J’ai chez moi dans ma bergerie 120 bêtes de races différentes, un chameau, des sangliers, des wallabys, des bufflonnes, des alpagas, des ânes… La bête a une façon extraordinaire d’éduquer : elle ne fonce pas d’abord vers l’autre, elle prend le temps de l’apprivoiser, de le respecter. Je me suis beaucoup servi des bêtes pour éduquer les mômes délinquants. Au contact des animaux, combien de fois j’ai vu le comportement de ces jeunes changer ! Ils apprennent la patience, l’attente. Je vais vous raconter une anecdote. Nicolas Sarkozy est venu une fois dans ma bergerie, je l’emmène voir les sangliers, et à son approche les animaux lui tournent le dos. Il me dit : « Mais pourquoi ils me tournent le dos ? » Je lui réponds en rigolant : « Parce qu’ils sont de gauche. » En fait, l’explication est toute simple : les sangliers ne voient pas à plus de 1,30 m, mais ils sentent un étranger tout de suite… Et ils s’en méfient, de prime abord. Il leur faut du temps pour l’apprivoiser. Je vous précise que les sangliers entendent très bien aussi : quand j’arrive, je hurle pour leur signaler ma présence, et ils me répondent en grognant de plaisir.
Au total, vous êtes prêtre depuis cinquante-six ans. Que retenez-vous de toutes ces décennies ?

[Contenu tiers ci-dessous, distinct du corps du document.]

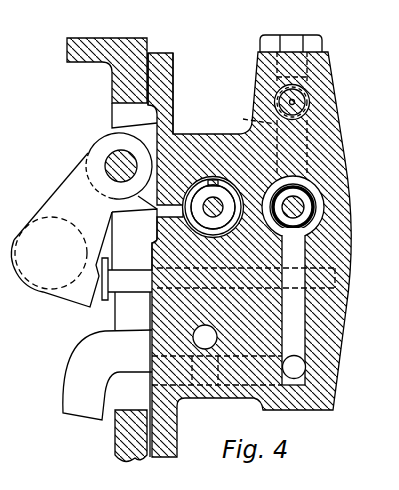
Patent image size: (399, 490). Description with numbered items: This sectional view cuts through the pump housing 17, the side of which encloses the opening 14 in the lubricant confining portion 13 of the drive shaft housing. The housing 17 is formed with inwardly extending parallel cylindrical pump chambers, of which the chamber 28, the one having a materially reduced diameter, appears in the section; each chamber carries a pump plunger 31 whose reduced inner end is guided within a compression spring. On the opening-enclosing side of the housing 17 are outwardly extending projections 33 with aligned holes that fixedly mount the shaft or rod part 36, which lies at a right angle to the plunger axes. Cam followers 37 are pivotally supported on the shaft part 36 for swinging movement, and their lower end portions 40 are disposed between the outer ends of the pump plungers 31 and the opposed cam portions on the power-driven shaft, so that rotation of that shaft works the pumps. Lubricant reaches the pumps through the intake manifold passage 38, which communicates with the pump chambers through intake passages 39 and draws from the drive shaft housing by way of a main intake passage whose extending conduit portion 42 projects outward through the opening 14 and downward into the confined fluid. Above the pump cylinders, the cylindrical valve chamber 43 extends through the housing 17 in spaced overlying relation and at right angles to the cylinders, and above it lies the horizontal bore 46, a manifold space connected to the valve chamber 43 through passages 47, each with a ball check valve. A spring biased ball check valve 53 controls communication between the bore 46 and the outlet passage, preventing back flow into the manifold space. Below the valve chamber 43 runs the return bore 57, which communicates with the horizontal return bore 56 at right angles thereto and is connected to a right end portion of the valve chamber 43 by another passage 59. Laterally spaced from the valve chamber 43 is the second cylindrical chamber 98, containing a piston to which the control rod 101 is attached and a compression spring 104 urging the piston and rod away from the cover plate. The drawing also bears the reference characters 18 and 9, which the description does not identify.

La richesse du cœur de l’homme dans sa plénitude, sa complexité, sa différence. La grande chance pour moi, c’est d’avoir eu des équipiers de toutes les religions. Ils ont un cœur extraordinaire, un amour extraordinaire. Je ne les baptise pas. Ce qui m’importe seulement, c’est de dénicher dans le cœur de l’homme l’amour qu’il peut avoir. Le boulot du prêtre, c’est aussi simple que cela. Aujourd’hui, nos messes sont trop rigides, pas assez vivantes, trop décollées de la vie des gens. Il faut une parole directe, qui parle au cœur des individus. Si l’on ne s’adresse qu’à la tête, seuls les riches écouteront. Aller vers les plus pauvres, c’est là que doit se trouver l’Église. Voilà pourquoi j’aime bien le pape François, parce que dès son arrivée, sa première décision a consisté à installer 10 toilettes et 10 douches pour les clochards au Vatican, puis, il est allé visiter les migrants à Lampedusa. Ce sont des signes extraordinaires. Jésus-Christ ne s’est pas entouré de savants, de super diplômés, il est allé chercher des pauvres types. L’Église catholique est née de cette pauvreté extraordinaire du Christ, elle renaîtra si nous puisons chez les plus pauvres la lumière de Dieu. À 86 ans, j’ai gardé des racines profondes et elles continuent d’irriguer ma vie. Je m’en fous d’hier, je me tape de demain, je mets toutes mes forces dans les 24 heures du moment présent pour respirer l’amour, donner l’amour et le recevoir.